Idrus Mengaku Minta Sumbangan untuk Pemuda Masjid

Kotjo berusaha meyakinkan Idrus bahwa proyek akan berjalan lancar.

Rep: Dian Fath Risalah/ Red: Ratna Puspita
Mantan Menteri Sosial Idrus Marham menjawab pertanyaan wartawan seusai diperiksa di gedung KPK, Jakarta, Rabu (19/9).
Foto: Antara/Rivan Awal Lingga
Mantan Menteri Sosial Idrus Marham menjawab pertanyaan wartawan seusai diperiksa di gedung KPK, Jakarta, Rabu (19/9).

REPUBLIKA.CO.ID, JAKARTA -- Politikus Golkar Idrus Marham mengakui meminta sumbangan kepada terdakwa kasus suap proyek PLTU Riau-1, Johannes Budisutrisno Kotjo. Akan tetapi, ia membantah sumbangan itu untuk keperluan penyelenggaraan Musyawarah Nasional Luar Biasa (Munaslub) Partai Golkar.
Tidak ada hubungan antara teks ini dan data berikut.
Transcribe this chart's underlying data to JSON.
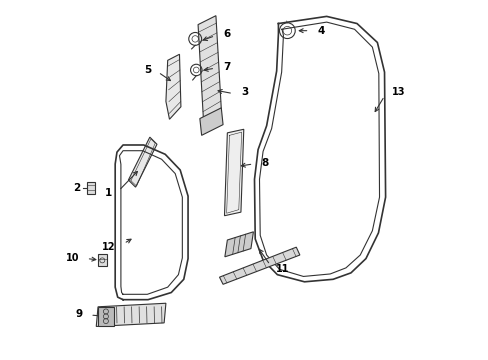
{
  "background_color": "#ffffff",
  "line_color": "#333333",
  "label_color": "#000000",
  "parts": [
    {
      "id": 1
    },
    {
      "id": 2
    },
    {
      "id": 3
    },
    {
      "id": 4
    },
    {
      "id": 5
    },
    {
      "id": 6
    },
    {
      "id": 7
    },
    {
      "id": 8
    },
    {
      "id": 9
    },
    {
      "id": 10
    },
    {
      "id": 11
    },
    {
      "id": 12
    },
    {
      "id": 13
    }
  ]
}
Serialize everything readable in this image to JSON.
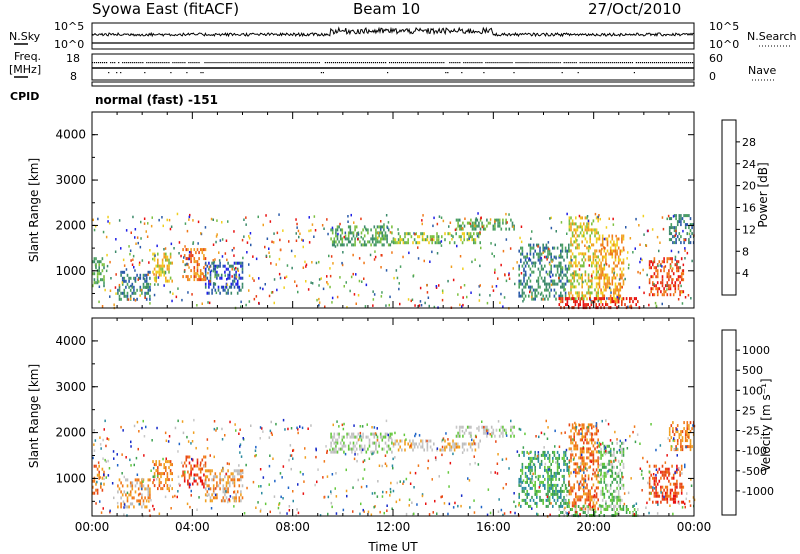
{
  "header": {
    "station": "Syowa East (fitACF)",
    "beam": "Beam 10",
    "date": "27/Oct/2010"
  },
  "top_panels": {
    "nsky": {
      "label": "N.Sky",
      "tick_hi": "10^5",
      "tick_lo": "10^0"
    },
    "nsearch": {
      "label": "N.Search",
      "tick_hi": "10^5",
      "tick_lo": "10^0"
    },
    "freq": {
      "label_line1": "Freq.",
      "label_line2": "[MHz]",
      "tick_hi": "18",
      "tick_lo": "8"
    },
    "nave": {
      "label": "Nave",
      "tick_hi": "60",
      "tick_lo": "0"
    },
    "cpid": {
      "label": "CPID",
      "value": "normal (fast) -151"
    }
  },
  "chart_data": [
    {
      "type": "heatmap",
      "panel": "power",
      "ylabel": "Slant Range [km]",
      "ylim": [
        180,
        4500
      ],
      "yticks": [
        "1000",
        "2000",
        "3000",
        "4000"
      ],
      "xlim": [
        0,
        24
      ],
      "colorbar": {
        "label": "Power [dB]",
        "ticks": [
          "4",
          "8",
          "12",
          "16",
          "20",
          "24",
          "28"
        ],
        "colors": [
          "#1e1ee6",
          "#2a5aa8",
          "#3c8a6a",
          "#4aa060",
          "#7cc040",
          "#f0d020",
          "#f0a020",
          "#f07818",
          "#e83c14",
          "#e81010"
        ]
      },
      "regions": [
        {
          "t0": 0.0,
          "t1": 0.5,
          "r0": 700,
          "r1": 1300,
          "level": 3
        },
        {
          "t0": 1.0,
          "t1": 2.3,
          "r0": 400,
          "r1": 1000,
          "level": 2
        },
        {
          "t0": 2.4,
          "t1": 3.2,
          "r0": 800,
          "r1": 1400,
          "level": 5
        },
        {
          "t0": 3.6,
          "t1": 4.5,
          "r0": 800,
          "r1": 1500,
          "level": 7
        },
        {
          "t0": 4.5,
          "t1": 6.0,
          "r0": 500,
          "r1": 1200,
          "level": 1
        },
        {
          "t0": 9.5,
          "t1": 12.0,
          "r0": 1600,
          "r1": 2000,
          "level": 3
        },
        {
          "t0": 12.0,
          "t1": 15.5,
          "r0": 1650,
          "r1": 1850,
          "level": 4
        },
        {
          "t0": 14.5,
          "t1": 16.8,
          "r0": 1900,
          "r1": 2150,
          "level": 3
        },
        {
          "t0": 17.0,
          "t1": 19.0,
          "r0": 400,
          "r1": 1600,
          "level": 2
        },
        {
          "t0": 19.0,
          "t1": 20.2,
          "r0": 350,
          "r1": 2200,
          "level": 5
        },
        {
          "t0": 20.2,
          "t1": 21.2,
          "r0": 300,
          "r1": 1800,
          "level": 6
        },
        {
          "t0": 18.6,
          "t1": 21.8,
          "r0": 200,
          "r1": 420,
          "level": 9
        },
        {
          "t0": 22.2,
          "t1": 23.6,
          "r0": 500,
          "r1": 1300,
          "level": 8
        },
        {
          "t0": 23.0,
          "t1": 24.0,
          "r0": 1600,
          "r1": 2250,
          "level": 2
        }
      ]
    },
    {
      "type": "heatmap",
      "panel": "velocity",
      "ylabel": "Slant Range [km]",
      "xlabel": "Time UT",
      "ylim": [
        180,
        4500
      ],
      "yticks": [
        "1000",
        "2000",
        "3000",
        "4000"
      ],
      "xlim": [
        0,
        24
      ],
      "xticks": [
        "00:00",
        "04:00",
        "08:00",
        "12:00",
        "16:00",
        "20:00",
        "00:00"
      ],
      "colorbar": {
        "label": "Velocity [m s⁻¹]",
        "ticks": [
          "1000",
          "500",
          "100",
          "25",
          "-25",
          "-100",
          "-500",
          "-1000"
        ],
        "colors": [
          "#1428c8",
          "#1e64c8",
          "#2a8aa0",
          "#3ca050",
          "#64c83c",
          "#c8c8c8",
          "#bebebe",
          "#f0a020",
          "#f07818",
          "#e84814",
          "#e81010"
        ]
      },
      "regions": [
        {
          "t0": 0.0,
          "t1": 0.5,
          "r0": 700,
          "r1": 1300,
          "level": 8
        },
        {
          "t0": 1.0,
          "t1": 2.3,
          "r0": 400,
          "r1": 1000,
          "level": 7
        },
        {
          "t0": 2.4,
          "t1": 3.2,
          "r0": 800,
          "r1": 1400,
          "level": 8
        },
        {
          "t0": 3.6,
          "t1": 4.5,
          "r0": 800,
          "r1": 1500,
          "level": 9
        },
        {
          "t0": 4.5,
          "t1": 6.0,
          "r0": 500,
          "r1": 1200,
          "level": 7
        },
        {
          "t0": 9.5,
          "t1": 12.0,
          "r0": 1600,
          "r1": 2000,
          "level": 5
        },
        {
          "t0": 12.0,
          "t1": 15.5,
          "r0": 1650,
          "r1": 1850,
          "level": 6
        },
        {
          "t0": 14.5,
          "t1": 16.8,
          "r0": 1900,
          "r1": 2150,
          "level": 5
        },
        {
          "t0": 17.0,
          "t1": 19.0,
          "r0": 400,
          "r1": 1600,
          "level": 3
        },
        {
          "t0": 19.0,
          "t1": 20.2,
          "r0": 350,
          "r1": 2200,
          "level": 8
        },
        {
          "t0": 20.2,
          "t1": 21.2,
          "r0": 300,
          "r1": 1800,
          "level": 4
        },
        {
          "t0": 18.6,
          "t1": 21.8,
          "r0": 200,
          "r1": 420,
          "level": 4
        },
        {
          "t0": 22.2,
          "t1": 23.6,
          "r0": 500,
          "r1": 1300,
          "level": 9
        },
        {
          "t0": 23.0,
          "t1": 24.0,
          "r0": 1600,
          "r1": 2250,
          "level": 8
        }
      ]
    }
  ]
}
"Mohon maaf JPU dan yang mulia, seingat saya tidak ada permintaan. Saya tidak pernah dan tidak dalam posisi untuk meminta," kata Idrus di Pengadilan Negeri Tipikor Jakarta, Kamis (1/11). 
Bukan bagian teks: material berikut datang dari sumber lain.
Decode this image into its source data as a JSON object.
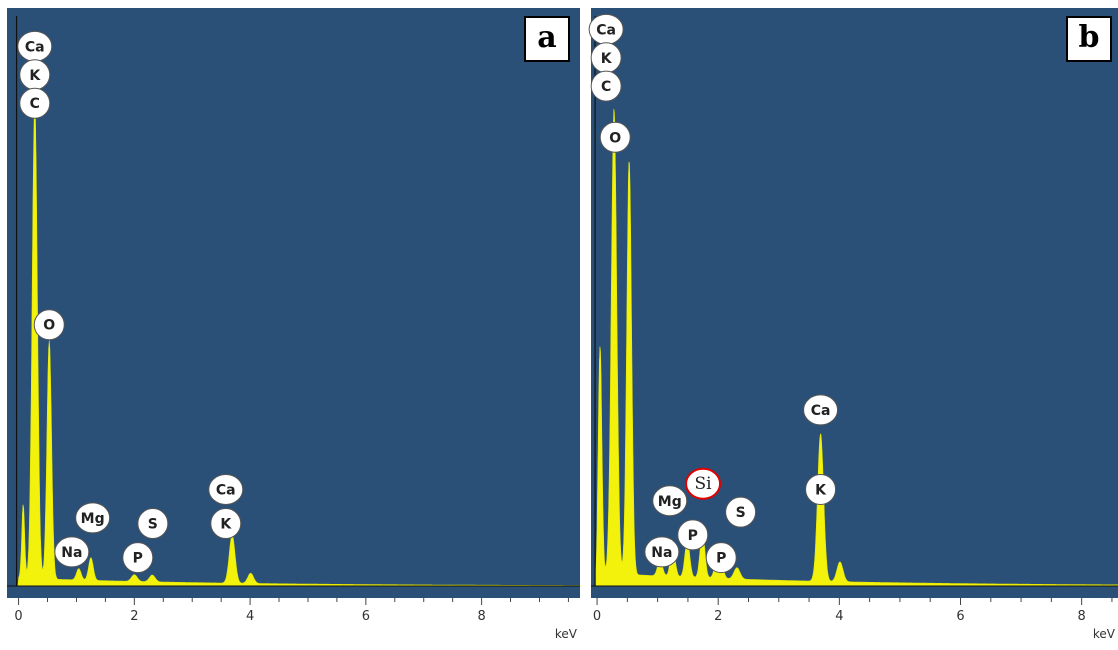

Mantan menteri sosial ini membenarkan pernah bertemu pemegang saham Blackgold Natural Resources Ltd tersebut. Namun, dalam pertemuan tersebut, kata Idrus, dia  meminta agar Kotjo menyumbang untuk keperluan organisasi pemuda masjid. 

"Saat bertemu, saya selipkan kepentingan saya. Saya bilang, Bang Kotjo belum infak untuk pemuda masjid. Kata Bang Kotjo, ya sudah nanti," ujar Idrus. 

Pertemuan itu dilakukan pada Maret 2018 dan akhir Mei atau awal Juni 2018 di kantor Kotjo di Graha BIP, Jakarta, Maret 2018. Dalam dua kali pertemuan itu, Idrus selalu bersama-sama dengan Wakil Ketua Komisi VII DPR, Eni Maulani Saragih. Eni merupakan anggota Fraksi Partai Golkar.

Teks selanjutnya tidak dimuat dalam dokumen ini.